Wirecard AG WDI
The three reasons
- 1
KPMG could not verify 2016-2018 revenue from Third Party Acquiring partners after a 6-month forensic audit
- 2
KPMG could not verify EUR 1 billion of cash in TPA 'trustee accounts' consolidated on Wirecard's balance sheet
- 3
Management obstruction and conflict of interest require the supervisory board to intervene and fire the CEO
Primary demands
- Supervisory board must immediately remove the CEO from all management duties
- If CEO is not removed, supervisory board must take direct responsibility for the investigation and remove Wirecard management from all involvement in the audit
- Supervisory board must resolve outstanding questions KPMG could not answer, pursuant to its duty of care under the German Stock Corporation Act
KPIs cited
Pattern membership
Where this document fits across the library's 12 rhetorical / structural patterns.
Notable slides (3)
Notes
Short, high-stakes open letter signed by Sir Chris Hohn and Max Schroeder, sent to Wirecard's supervisory board chairman the same day KPMG published its special audit. TCI invokes specific sections of the German Stock Corporation Act (Sections 84(3), 93, 116) and argues the supervisory board has a legal Sorgfaltspflicht to fire the CEO. Rhetorical engine is a relentless chain of 'KPMG was unable to verify X' citations with precise page references to the KPMG report, escalating to a direct accusatory question ('why did you and the supervisory board not intervene?').

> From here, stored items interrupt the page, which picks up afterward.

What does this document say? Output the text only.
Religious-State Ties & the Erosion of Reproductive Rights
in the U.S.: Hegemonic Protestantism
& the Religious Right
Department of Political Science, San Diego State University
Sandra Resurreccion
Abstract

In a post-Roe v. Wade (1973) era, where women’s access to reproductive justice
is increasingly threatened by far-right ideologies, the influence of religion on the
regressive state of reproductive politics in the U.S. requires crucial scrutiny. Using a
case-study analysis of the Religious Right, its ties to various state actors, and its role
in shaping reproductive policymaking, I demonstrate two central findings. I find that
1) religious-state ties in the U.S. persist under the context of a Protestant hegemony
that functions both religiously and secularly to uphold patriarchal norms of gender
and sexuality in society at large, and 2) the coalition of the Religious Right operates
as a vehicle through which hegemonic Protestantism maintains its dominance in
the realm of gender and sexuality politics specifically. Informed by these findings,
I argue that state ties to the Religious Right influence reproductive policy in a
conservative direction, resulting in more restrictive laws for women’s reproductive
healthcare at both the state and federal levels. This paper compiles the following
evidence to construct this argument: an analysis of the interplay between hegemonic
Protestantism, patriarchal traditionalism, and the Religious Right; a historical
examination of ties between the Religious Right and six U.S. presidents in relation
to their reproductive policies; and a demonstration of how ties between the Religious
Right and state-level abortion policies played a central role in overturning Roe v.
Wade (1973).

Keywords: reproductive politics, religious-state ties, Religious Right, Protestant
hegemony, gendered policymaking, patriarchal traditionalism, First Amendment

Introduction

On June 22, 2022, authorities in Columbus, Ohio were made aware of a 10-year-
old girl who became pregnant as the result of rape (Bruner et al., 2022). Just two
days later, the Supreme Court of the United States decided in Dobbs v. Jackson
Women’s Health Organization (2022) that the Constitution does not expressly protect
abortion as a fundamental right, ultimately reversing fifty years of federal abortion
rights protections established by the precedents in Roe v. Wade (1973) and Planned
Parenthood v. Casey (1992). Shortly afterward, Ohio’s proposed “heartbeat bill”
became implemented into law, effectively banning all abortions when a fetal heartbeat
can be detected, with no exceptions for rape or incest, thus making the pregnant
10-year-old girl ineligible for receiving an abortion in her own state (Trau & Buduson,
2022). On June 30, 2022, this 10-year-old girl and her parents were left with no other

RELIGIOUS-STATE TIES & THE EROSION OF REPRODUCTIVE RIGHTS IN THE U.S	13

Letter also discloses a 1.04% short position filed with BaFin - unusual combination of legal/governance pressure with public short disclosure. Historically significant: Wirecard collapsed into insolvency approximately 8 weeks later (June 2020) when the EUR 1.9bn in 'trustee accounts' was confirmed to not exist; letter is an exceptional specimen of a fraud-exposure activist thesis delivered via governance letter form rather than slide deck. Visual production is a plain corporate letter on TCI letterhead - no charts, no typography craft, but the prose structure itself (citation-per-paragraph KPMG page pinpoints) is worth studying.